The U.S. House of Representatives has approved a motion to vacate the office of Speaker of the House, removing Rep. Kevin McCarthy (R-California) from the position nearly nine months to the day after he assumed the role.
Rep. Matt Gaetz (R-Florida) filed the motion to vacate on Monday, citing McCarthy’s refusal to use the threat of a government shutdown to negotiate draconian cuts to social programs and impose harsher immigration standards. The vote commenced on Tuesday afternoon, with 216 members of Congress in favor of removing McCarthy from the speakership and 210 opposed.
Nearly all Democratic lawmakers in the chamber (208 in total, with four votes absent) voted for the motion, with eight Republicans joining them. All of the “no” votes came from Republicans.
Shortly after the vote, in a closed session of the Republican conference, McCarthy said that he wouldn’t seek the speakership again when the vote to choose a new leader of the House happens sometime next week. All votes in the House that were scheduled for later this week have been suspended until that time, although Rep. Patrick McHenry (R-North Carolina) will serve as speaker pro tempore until a new speaker is picked.

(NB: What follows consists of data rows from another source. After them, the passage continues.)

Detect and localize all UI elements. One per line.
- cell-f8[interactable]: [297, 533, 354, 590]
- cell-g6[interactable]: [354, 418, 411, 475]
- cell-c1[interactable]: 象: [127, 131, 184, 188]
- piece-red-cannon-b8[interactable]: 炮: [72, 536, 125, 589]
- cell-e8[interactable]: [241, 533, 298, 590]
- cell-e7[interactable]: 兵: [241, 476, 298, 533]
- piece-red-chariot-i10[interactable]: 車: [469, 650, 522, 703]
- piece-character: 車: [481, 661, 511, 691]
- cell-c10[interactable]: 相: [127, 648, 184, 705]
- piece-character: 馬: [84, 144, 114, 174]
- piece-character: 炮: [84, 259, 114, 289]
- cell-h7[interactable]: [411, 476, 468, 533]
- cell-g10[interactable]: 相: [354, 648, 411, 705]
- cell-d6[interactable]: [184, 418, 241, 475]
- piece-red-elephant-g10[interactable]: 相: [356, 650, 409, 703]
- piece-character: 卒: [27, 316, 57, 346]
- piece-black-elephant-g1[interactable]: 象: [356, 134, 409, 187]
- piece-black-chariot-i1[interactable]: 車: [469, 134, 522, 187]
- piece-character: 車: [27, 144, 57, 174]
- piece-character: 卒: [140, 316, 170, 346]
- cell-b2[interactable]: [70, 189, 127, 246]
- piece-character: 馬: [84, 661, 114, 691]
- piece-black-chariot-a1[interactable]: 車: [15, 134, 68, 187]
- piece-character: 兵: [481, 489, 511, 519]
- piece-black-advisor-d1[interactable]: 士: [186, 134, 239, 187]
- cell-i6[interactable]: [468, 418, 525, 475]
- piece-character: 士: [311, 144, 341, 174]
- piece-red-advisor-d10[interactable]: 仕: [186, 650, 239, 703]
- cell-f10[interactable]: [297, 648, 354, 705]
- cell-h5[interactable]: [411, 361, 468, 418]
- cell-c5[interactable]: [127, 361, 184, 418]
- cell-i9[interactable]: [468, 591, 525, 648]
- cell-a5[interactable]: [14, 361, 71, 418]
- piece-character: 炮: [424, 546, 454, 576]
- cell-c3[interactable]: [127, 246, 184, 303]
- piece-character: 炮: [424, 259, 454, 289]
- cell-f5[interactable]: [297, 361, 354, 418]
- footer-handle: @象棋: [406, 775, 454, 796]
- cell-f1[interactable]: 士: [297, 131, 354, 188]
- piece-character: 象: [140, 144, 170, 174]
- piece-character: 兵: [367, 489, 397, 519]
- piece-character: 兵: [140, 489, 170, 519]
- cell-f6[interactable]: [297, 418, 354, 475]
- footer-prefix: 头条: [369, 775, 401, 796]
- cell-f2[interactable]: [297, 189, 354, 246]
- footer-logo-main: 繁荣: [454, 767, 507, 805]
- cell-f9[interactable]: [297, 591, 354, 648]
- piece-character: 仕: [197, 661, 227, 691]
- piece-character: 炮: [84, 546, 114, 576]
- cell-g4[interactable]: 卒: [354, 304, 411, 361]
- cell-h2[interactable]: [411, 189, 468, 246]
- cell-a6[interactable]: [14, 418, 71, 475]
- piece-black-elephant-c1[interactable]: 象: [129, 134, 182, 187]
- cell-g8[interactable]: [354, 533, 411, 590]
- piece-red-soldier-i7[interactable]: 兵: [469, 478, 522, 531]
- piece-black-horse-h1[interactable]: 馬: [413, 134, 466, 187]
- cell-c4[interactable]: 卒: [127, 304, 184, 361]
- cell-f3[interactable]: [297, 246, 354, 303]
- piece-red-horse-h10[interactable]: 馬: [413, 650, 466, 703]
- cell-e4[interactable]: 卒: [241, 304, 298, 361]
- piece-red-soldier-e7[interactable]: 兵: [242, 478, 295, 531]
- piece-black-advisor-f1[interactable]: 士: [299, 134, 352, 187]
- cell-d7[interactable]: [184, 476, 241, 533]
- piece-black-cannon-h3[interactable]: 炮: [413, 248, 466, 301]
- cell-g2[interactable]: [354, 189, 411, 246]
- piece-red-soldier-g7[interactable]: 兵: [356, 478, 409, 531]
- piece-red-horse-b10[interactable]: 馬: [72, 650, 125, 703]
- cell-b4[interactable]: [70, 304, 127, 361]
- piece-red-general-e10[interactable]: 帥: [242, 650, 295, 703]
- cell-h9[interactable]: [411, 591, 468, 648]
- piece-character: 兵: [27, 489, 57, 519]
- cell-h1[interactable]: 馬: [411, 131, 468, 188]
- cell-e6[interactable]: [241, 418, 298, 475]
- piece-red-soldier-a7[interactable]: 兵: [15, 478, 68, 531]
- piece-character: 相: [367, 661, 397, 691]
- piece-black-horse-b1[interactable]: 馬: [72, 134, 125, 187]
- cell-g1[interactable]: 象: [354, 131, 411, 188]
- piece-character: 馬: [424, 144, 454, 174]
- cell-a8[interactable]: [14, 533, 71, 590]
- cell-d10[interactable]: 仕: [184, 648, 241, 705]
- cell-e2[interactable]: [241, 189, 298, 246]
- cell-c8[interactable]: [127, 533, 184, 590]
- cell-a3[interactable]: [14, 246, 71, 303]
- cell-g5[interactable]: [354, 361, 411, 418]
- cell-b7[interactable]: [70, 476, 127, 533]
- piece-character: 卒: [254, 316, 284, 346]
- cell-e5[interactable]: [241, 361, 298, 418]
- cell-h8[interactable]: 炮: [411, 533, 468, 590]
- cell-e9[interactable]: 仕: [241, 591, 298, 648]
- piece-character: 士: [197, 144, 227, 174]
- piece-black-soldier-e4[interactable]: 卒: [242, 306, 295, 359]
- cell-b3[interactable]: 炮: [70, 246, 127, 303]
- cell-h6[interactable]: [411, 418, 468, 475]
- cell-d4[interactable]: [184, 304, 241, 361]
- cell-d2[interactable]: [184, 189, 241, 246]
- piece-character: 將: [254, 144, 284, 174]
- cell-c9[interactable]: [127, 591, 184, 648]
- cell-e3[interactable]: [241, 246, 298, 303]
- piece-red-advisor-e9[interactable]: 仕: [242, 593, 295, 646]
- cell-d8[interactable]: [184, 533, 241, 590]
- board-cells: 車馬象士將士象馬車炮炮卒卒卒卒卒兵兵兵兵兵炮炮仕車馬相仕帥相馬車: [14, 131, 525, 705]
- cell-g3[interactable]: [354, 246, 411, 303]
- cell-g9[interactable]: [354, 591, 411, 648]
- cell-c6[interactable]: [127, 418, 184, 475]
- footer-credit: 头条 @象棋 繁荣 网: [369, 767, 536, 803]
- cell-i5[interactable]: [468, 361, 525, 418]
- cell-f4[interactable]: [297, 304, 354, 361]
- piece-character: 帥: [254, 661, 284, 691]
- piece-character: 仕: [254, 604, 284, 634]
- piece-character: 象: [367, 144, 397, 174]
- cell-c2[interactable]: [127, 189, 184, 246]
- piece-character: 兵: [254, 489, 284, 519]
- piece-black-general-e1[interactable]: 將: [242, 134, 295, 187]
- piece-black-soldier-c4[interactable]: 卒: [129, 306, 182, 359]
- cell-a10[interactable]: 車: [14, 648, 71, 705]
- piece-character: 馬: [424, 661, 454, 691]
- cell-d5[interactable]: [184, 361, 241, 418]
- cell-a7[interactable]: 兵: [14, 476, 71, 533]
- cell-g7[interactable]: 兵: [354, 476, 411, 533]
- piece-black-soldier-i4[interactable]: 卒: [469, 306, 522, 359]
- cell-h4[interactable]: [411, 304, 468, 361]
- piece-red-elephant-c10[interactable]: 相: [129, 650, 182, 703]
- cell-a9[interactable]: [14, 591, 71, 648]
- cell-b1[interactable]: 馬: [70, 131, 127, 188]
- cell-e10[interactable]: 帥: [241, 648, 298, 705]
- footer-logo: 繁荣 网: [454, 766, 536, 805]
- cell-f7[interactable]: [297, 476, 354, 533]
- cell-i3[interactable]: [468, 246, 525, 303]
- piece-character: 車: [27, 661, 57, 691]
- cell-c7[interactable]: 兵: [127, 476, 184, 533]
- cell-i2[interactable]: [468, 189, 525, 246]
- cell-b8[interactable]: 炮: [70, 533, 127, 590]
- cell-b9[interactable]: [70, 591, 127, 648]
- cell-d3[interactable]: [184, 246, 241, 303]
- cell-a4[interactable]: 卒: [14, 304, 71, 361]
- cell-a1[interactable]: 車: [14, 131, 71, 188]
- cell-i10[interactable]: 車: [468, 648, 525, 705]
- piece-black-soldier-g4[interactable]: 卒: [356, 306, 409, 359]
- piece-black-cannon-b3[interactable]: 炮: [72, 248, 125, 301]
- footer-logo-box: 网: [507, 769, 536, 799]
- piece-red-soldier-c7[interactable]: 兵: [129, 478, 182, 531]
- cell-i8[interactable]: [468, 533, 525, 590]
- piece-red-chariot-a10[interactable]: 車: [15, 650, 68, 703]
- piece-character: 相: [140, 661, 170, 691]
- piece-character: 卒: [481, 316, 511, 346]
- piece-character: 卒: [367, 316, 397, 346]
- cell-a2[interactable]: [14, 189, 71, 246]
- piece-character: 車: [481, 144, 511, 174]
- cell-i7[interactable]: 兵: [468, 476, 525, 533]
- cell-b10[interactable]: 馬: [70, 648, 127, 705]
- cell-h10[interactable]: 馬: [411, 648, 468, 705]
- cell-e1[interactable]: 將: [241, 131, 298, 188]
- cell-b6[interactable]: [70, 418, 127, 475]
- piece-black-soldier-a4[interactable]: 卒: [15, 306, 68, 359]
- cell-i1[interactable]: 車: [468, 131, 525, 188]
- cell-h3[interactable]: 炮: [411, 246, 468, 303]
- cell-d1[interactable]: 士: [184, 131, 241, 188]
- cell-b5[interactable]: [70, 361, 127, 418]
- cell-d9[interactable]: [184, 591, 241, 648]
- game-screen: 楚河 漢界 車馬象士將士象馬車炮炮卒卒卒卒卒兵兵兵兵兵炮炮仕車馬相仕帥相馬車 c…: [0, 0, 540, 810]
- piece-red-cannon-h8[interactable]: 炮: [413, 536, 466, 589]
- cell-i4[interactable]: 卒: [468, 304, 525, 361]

When he closed out the day’s business, McHenry, who opposed the motion to vacate, slammed the gavel disapprovingly.
McCarthy’s tenure is the shortest of any speaker of the House since 1869. It is the first time in U.S. history that a speaker has been removed from the position through a motion to vacate vote.
As of right now, it appears that Rep. Steve Scalise (R-Louisiana), the House Majority Leader, is the most likely candidate to become speaker. He has reportedly been making calls to lawmakers to garner their support.
It’s unclear whether Scalise or any other Republican lawmaker will be successful in becoming the next speaker of the House right away, or if they will have to face multiple ballots across several days before someone is selected, as McCarthy did in January.
“There is a real possibility for a long delay in finding a replacement speaker,” legal expert Omar Ochoa said in an email to Truthout. “And that may cause major disruptions in the operations of the federal government.”
Political commentators have stressed that the events of the past week are unprecedented.
“We’re in uncharted territory. We’ve never had this situation before,” Matthew Green, a political science professor at the Catholic University of America, told CBS News.
Even though Scalise appears to be the frontrunner, Republican lawmakers have indicated to Democrats that they do not know who will be chosen to lead the House.
“On the way out [of the chamber], three different Republicans told me three different names of people that they thought might be the next speaker,” Rep. Jamie Raskin (D-Maryland) told Axios reporter Andrew Solender.